For almost 500 years now,
Office 2007 Ultimate, Catholicism has been an available answer, a mystical key, to that deep, childish,
Windows 7 Home Basic, and existentially compelling question: Why aren’t we there yet? Why is progress still unfinished? Why is promise still unfulfilled? Why aren’t we perfect? Why aren’t we changed?
Despite our rejection of the past, the future still hasn’t arrived. Despite our advances, corruption continues. It needs an explanation. It requires a response. And in every modernizing movement—from Protestant Reformers to French Revolutionaries, Communists to Freudians, Temperance Leaguers and suffragettes to biotechnologists and science-fiction futurists—someone in despair eventually stumbles on the answer: We have been thwarted by the Catholic Church.
Or by the Jews, of course. Maybe it is no accident that anti-Semitism should also be making a reappearance these days.
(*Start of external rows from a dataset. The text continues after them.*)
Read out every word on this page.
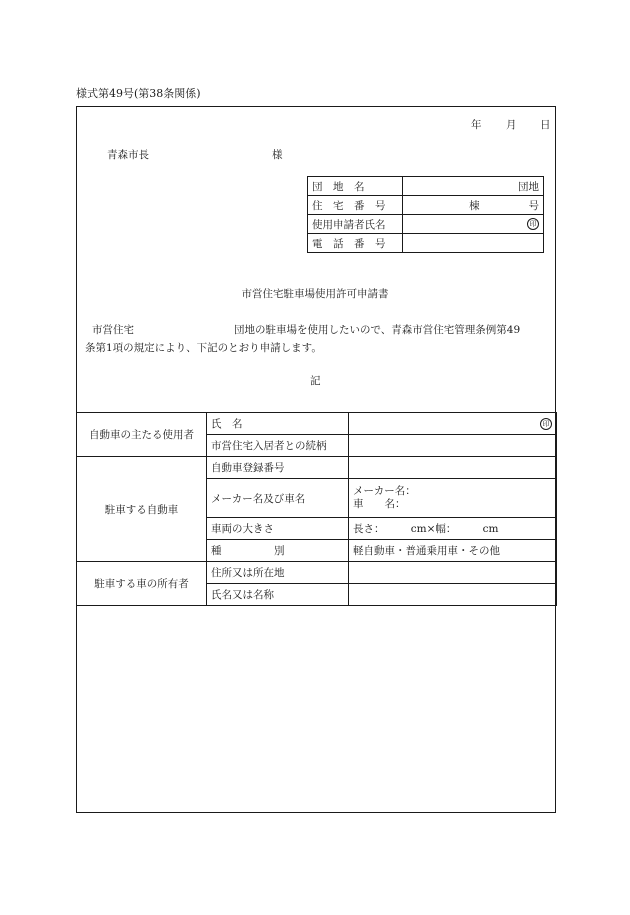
様式第49号(第38条関係)
年 月 日
青森市長	様
団　地　名	団地
住　宅　番　号	棟 号

使用申請者氏名	印
電　話　番　号	
市営住宅駐車場使用許可申請書
市営住宅	団地の駐車場を使用したいので、青森市営住宅管理条例第49
条第1項の規定により、下記のとおり申請します。
記
自動車の主たる使用者	氏　名	印
	市営住宅入居者との続柄	
駐車する自動車	自動車登録番号	
	メーカー名及び車名	メーカー名：
車　　名：

	車両の大きさ	長さ：　　　cm×幅：　　　cm
	種　　　　　別	軽自動車・普通乗用車・その他
駐車する車の所有者	住所又は所在地	
	氏名又は名称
The poet Peter Viereck’s famous line—“Catholic-baiting is the anti-Semitism of the liberals”—gets quoted in too many contexts to express the connection anymore, and, God knows, the history of Catholicism has plenty of anti-Semitic sins to expiate. Still, Jews and Catholics do have this much in common: In moments of uncertainty and doubt, the people of the West go harking back again to their old gods and traditional answers—blaming the Jews and the Catholic Church.